Há muitos anos, conheci alguém que tinha por máxima de vida
preservar-se do contacto com o rebanho. Era uma pessoa discreta e, por alguma
razão que eu nunca quis saber, deixou que o aforismo se lhe soltasse da boca
num ambiente relativamente público. Nesse momento dei pela sua existência. Foi
o princípio de uma longa amizade só interrompida pela morte. O rebanho, dizia,
não cheira apenas mal. Contamina-nos com o seu cheiro. E logo acrescentava que
não há coisa pior que o mau odor. Um dia, numa conversa ocasional cujo assunto
esqueci, acrescentou à sua tese uma taxinomia humana. Há quatro tipo de
pessoas, afirmou, enquanto olhava para lá da janela. As que fazem parte do
rebanho, as que são cães do rebanho, os pastores do rebanho e os inúteis, os
que não sabem balir, nem ladrar, nem possuem voz de comando ou propensão para
homilia. Esses tornam-se suspeitos e a única solução que possuem, para que
possam preservar a vida, é tornarem-se texugos. Só o mau cheiro pode combater o
mau cheiro, acrescentou não sem deixar escapar uma gargalhada.

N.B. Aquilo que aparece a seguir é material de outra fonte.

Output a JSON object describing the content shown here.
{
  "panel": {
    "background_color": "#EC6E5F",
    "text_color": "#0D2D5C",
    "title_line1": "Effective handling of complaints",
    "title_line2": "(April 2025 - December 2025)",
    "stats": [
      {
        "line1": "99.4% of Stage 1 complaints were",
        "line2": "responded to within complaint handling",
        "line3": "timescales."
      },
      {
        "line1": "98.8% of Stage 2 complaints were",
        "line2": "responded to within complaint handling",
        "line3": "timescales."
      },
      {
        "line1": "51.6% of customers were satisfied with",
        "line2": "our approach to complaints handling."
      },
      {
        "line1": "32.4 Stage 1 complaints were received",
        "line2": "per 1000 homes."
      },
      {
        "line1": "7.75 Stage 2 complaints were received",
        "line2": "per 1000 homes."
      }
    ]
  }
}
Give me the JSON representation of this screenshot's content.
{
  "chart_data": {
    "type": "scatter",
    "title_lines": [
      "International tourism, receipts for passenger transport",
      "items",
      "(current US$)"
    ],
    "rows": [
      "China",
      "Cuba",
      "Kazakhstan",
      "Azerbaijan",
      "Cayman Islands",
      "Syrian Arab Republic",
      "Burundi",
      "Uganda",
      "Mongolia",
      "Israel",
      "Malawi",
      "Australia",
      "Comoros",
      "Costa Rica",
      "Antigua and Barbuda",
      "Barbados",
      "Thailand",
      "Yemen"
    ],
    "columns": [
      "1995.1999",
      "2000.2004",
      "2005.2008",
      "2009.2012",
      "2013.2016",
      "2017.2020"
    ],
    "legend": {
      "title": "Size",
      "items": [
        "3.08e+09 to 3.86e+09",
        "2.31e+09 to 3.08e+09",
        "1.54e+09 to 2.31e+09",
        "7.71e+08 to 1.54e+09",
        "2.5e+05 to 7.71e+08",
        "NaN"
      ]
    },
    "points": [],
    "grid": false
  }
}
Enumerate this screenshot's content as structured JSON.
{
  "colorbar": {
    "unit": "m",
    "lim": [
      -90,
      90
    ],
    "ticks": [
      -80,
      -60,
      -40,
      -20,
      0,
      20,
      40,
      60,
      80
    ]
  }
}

quarta-feira, 8 de novembro de 2017
terça-feira, 7 de novembro de 2017
Desejo
Há pouco, ainda havia luz, passei por uma mulher encostada à
parede de um prédio quase pegado àquele onde moro. As costas hirtas pareciam
suster o monstro de cimento, mas a cabeça inclinava-se para o chão. Os olhos, fascinados
pelo rodopiar das folhas que o Outono rouba ao arvoredo, não se desprendiam do
espectáculo. Tive vontade de parar e desejei ser arrastado para dentro daquele
olhar. Havia nele uma tal melancolia que quase me comovi. Apressei o passo e já
longe voltei-me para trás. As folhas rodopiavam e na parede havia então uma
sombra, o buraco vazio de um desejo por realizar.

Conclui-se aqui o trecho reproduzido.